Scientific Shocks

The world is in for another great scientific shock.


There was the Copernican revolution that gave us a new meaning for the word ‘revolution’. It took a while but people started feeling that they really were on the surface of a sphere, spinning around and orbiting a star. At first, the very thought made people dizzy and fearful. They might believe that the earth was round but they did not feel it. Now it is just how we think.


Then there was Darwin. Not everyone has digested that theory yet, but many people can now be comfortable with the feeling that we are one of the animals, not the opposite of animals, and feel a long, shared history with them. Darwinism along with plate tectonics has made us accustomed to the idea that the earth, and its life, has been slowly changing for an extremely long time rather than created as we see it now, in a short time. Now it is just how many of us think.

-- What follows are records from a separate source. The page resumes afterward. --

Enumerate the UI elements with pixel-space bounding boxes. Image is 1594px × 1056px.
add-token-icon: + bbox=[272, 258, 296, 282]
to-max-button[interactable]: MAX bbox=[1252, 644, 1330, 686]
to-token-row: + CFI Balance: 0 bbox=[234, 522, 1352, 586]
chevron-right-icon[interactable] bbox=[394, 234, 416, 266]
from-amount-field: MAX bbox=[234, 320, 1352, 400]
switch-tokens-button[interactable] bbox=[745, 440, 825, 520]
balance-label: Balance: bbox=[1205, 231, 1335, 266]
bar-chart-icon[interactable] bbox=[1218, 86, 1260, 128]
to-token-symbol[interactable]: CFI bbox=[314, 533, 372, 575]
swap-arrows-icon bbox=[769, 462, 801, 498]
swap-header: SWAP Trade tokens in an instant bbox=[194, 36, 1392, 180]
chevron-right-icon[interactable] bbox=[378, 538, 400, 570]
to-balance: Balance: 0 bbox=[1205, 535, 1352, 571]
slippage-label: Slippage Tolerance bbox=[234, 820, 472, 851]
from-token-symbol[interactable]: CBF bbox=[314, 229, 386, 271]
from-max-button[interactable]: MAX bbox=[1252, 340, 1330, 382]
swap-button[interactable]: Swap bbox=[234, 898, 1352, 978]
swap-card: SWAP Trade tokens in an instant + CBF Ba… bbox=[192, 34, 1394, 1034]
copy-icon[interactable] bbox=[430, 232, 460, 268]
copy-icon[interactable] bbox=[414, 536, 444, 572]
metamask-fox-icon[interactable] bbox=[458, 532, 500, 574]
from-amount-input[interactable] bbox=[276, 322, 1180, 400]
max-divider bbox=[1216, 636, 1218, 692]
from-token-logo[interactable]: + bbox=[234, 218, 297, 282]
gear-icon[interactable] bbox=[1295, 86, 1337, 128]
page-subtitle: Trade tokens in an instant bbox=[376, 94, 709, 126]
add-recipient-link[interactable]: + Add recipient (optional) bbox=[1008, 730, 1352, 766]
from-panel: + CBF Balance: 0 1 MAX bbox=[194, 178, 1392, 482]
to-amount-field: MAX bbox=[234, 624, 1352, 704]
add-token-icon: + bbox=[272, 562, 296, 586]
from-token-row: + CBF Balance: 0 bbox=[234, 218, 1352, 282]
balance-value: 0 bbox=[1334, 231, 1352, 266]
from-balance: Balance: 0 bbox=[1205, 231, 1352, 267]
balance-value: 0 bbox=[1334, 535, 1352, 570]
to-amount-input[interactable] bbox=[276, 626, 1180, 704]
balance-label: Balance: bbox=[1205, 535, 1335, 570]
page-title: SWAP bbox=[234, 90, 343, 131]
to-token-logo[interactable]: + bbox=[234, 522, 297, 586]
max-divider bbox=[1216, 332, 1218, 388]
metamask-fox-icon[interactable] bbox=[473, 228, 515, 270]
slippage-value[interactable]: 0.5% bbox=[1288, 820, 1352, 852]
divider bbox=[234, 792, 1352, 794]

Next Newton’s universe of simple matter and energy, action and reaction, unfolding in a rigid, continuous space and time, was shattered by Einstein’s relativity and Quantum Mechanics. Most of us have not only failed to internalize these theories, we have not even managed to understand or really ‘believe’ them. There is an understanding gap between physicists and broadly well educated members of the public who cannot feel ‘they are living in’ the universe that the physicists describe.


It is time to get ready for the next shock. Science is shortly going to illuminate how the brain works and it is not going to be easy to assimilate. We will have to learn to see ourselves in a different way.

I hope this blog will help you prepare for the shock. That is why I am doing the blog.

One thought on “Scientific Shocks

  1. A healthy scepticism will afford protection against any shocks at what science may
    reveal about the workings of the brain. It will fall well short of describing its interactions with the mind, which is the real problem. Doubtless there will be endless speculation.

    At one time scientists had sought answers about the physical actuality of the universe, until they took to analysing it mathematically;.then trying to interpret the results they obtained in quasi-physical terms. One outcome of this process was to leave Paul Dirac in awe of the mathematical genius of the Creator he didn’t believe existed. But mathematics is a purely human means of analysing physical processes, and Feynman pointed out that a creator who knew what he was doing wouldn’t need any such analytical tools and could happily manage without..

    As it is mathematics has become an end in itself. Relativity set the fashion by attempting to rationalise the appearance of reality as experienced by the senses, assuming a constant speed of light. What this has produced is a mathematical model of reality, and scores of theories as to why it doesn’t quite square with the real thing. Now the argument has come full circle with doubts being expressed about how constant the speed of light is anyway! Is it any wonder that a credibility gap has opened up between scientists and an educated public which sees them as living in worlds of their own.